Are our only options to address this crisis either the Scylla of volatile housing supply increases or the Charybdis of no new housing at all? I don’t think so; I’m more optimistic. I believe there is a way everyone can win. I propose a novel approach – a tiered property tax system, which would change the way we view housing development in our state.

This tiered system involves:

• Newcomers’ Higher Tax Rate: Initially, new residents would face a higher property tax rate. This measure isn’t just about increasing revenue; it’s about rethinking demand as a variable we can influence.

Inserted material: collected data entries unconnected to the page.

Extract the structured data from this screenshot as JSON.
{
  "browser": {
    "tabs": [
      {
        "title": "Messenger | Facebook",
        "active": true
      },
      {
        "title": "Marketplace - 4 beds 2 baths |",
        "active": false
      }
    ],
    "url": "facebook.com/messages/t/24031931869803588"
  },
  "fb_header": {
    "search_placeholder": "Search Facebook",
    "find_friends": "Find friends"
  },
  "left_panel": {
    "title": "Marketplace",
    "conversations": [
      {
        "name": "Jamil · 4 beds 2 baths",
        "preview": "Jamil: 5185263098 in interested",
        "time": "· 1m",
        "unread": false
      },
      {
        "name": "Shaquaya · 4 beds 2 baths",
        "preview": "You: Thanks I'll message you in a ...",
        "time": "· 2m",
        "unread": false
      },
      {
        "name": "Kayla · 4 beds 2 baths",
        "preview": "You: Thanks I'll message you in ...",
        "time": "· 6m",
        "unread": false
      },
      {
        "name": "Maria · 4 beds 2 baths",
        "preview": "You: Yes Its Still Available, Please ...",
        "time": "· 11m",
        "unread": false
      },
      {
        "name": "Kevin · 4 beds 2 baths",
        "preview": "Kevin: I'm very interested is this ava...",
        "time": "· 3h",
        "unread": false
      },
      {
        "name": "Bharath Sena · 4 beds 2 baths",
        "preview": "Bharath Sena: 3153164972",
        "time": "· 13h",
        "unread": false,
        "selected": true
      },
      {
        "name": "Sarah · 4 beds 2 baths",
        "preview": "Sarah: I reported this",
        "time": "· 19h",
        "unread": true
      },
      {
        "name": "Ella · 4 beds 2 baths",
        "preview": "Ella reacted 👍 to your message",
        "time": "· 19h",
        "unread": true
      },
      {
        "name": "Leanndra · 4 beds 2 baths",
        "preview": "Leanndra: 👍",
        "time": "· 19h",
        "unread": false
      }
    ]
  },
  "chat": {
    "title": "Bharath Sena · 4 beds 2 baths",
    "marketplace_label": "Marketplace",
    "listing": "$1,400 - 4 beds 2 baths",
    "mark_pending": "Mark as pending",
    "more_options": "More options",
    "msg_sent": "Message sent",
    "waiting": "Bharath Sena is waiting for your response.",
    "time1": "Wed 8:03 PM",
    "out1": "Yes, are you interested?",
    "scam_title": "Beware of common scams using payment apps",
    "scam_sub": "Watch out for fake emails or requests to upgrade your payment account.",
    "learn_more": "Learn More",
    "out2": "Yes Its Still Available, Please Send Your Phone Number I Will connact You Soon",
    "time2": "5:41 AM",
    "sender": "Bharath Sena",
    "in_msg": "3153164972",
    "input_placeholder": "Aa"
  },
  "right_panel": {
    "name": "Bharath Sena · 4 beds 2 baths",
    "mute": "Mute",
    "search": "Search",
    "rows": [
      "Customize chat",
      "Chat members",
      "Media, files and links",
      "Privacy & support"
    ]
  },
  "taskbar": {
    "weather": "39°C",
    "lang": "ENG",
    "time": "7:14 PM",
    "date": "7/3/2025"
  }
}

By moderating the influx of new residents, we can throttle demand in the market.

• Gradual Tax Reduction for Continued Residency: The tax rate would decrease over years of residency, incentivizing long-term commitment to Montana and providing a gradual path to lower rates for new members of our community.

• Rewarding Long-Time Residents: Those who have been part of the fabric of Montana for longer will be rewarded with the lowest tax rates, a gesture of gratitude and honor for their sustained contribution to our state.

When we stop treating housing demand as a constant, suddenly a new vision for the future is possible. One where current residents no longer fret about overdevelopment and loss of community character and natural beauty, as well as one where developers are freed of bureaucracy to do what they do best: build. New tax revenues can be allocated towards parks, public spaces and other improvements to our communities. 

In sum, a tiered property tax system would be a step towards a more harmonized, sustainable future for housing in Montana, where development of new supply meets demand in a way that honors our state’s unique heritage as well as the aspirations of all who call it home.